As partes do artigo de pesquisa, propriamente dita, são apresentadas em três grandes
seções: As representações da morte; As rotinas íntimas com o corpo; A ritualização da vida
cotidiana.
As representações da morte
A primeira pesquisa foi no intuito de tentar perceber mudanças na representação da morte.
Foram analisados mais 2500 túmulos em cemitérios cariocas do século XIX e início do
século XX. Anteriormente localizados próximos às igrejas e aos centros urbanos, e neste
período os cemitérios foram levados para regiões afastadas, um tipo de medida de controle
sanitário realizado nas grandes cidades.
Foram identificados três grandes padrões simbólicos nos túmulos, sendo eles
1) Padrão Inaugural: entre 1850 e 1888
Período de decadência da monarquia escravagista, em que a base da economia ainda era a
produção de café, As sepulturas eram de grande qualidade artística, feitas artesanalmente,
importadas da Europa, expressando valores dos segmentos dominantes. As representações da
morte eram escatológicas, macabras, mórbidas: elementos noturnos, morcegos, caveiras,
ossadas, serpentes, figuras fantasmagóricas. Mais acentuado nas décadas iniciais, este padrão
vai perdendo força na medida que declina o sistema escravagista.

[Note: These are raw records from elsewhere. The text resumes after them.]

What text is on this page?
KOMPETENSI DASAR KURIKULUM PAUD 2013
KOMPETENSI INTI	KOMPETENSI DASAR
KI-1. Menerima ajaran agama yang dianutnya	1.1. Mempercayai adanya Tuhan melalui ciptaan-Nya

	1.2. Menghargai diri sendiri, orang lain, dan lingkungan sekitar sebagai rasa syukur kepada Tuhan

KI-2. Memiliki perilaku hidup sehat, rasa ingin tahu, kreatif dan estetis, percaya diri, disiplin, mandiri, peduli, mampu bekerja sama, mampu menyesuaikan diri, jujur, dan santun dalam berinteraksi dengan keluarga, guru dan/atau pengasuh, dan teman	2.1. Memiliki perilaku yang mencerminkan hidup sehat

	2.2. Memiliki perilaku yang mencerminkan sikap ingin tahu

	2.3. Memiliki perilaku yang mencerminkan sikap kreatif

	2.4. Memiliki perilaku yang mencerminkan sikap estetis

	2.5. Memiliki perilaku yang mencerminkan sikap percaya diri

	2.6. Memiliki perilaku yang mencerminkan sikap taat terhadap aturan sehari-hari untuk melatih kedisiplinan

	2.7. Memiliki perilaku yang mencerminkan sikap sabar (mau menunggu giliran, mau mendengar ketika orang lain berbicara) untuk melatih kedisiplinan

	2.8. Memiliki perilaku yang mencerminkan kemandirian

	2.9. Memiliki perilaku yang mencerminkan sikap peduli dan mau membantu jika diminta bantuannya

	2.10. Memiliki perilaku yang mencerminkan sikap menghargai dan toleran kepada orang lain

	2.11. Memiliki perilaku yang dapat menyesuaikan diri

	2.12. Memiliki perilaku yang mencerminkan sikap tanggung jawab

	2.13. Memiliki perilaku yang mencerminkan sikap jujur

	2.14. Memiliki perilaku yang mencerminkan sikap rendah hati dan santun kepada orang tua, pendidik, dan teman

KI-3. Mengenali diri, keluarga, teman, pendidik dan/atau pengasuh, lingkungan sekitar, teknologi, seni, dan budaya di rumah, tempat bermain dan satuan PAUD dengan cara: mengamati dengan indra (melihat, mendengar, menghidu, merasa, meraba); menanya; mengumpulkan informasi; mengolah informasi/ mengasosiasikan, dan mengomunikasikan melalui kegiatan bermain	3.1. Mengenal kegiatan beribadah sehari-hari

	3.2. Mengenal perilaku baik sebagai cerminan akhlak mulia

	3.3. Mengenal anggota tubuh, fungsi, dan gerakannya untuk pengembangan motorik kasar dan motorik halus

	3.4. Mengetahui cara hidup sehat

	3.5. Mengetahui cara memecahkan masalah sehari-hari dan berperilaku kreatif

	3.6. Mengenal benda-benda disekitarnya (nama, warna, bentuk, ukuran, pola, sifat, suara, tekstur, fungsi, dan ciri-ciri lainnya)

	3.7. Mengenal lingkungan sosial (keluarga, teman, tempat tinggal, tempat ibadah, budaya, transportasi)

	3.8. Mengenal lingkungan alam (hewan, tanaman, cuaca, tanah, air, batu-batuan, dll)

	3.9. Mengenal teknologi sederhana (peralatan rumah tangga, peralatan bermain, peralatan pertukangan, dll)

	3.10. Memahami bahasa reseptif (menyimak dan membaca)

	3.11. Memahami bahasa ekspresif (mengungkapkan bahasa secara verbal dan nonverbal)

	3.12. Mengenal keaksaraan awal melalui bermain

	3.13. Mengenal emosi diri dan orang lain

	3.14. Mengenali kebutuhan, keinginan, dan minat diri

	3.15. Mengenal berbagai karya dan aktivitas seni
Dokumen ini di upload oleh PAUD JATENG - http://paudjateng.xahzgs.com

2) Padrão de transição: 1889 - 1902
Período correspondente à ascensão do capitalismo, com o fim do império e a
proclamação da república até o final dos primeiros governos militares. Fase de constante
instabilidade política, econômica e social. Os símbolos escatológicos foram substituídos pelo
símbolo da cruz, que não carregavam o sentido religioso, mas apenas a indicação de que
havia um morto. Há um claro empobrecimento da arquitetura tumular. Não se investia na
morte, a morte não lucrava. Parece haver uma conexão com a ideologia positivista que
impregnou a sociedade da época, com princípios de solidariedade, unidade da espécie
humana e a irmandade entre as classes. O esvaziamento do culto romântico sugere a
ascendência de valores racionais. Estes valores e a representação da morte na verdade
encobriam o seu contrário “Era a imagem invertida de uma sociedade que as desigualdades se
acentuavam mais” p. 196.
3) Padrão de consolidação: 1903 - 1930
Reativação da economia e crescimento econômico. Estávamos em um governo civil e
de grandes invenções. A morte era agora um grande espetáculo para demonstração de forças
e de riquezas. Os anjos são triunfais, as estátuas transmitem emoção, sensualismo, mobilidade
- a mesma mobilidade que a república conferiu às camadas médias. Substitui-se o pudor com
relação ao sexo pelo pudor em relação à morte: a representação da vida no espaço da morte.
Um tabu, um encobrimento, uma sociedade que não suporta o enfrentamento com sua face
sombria - a violência cada vez mais velada e cruel.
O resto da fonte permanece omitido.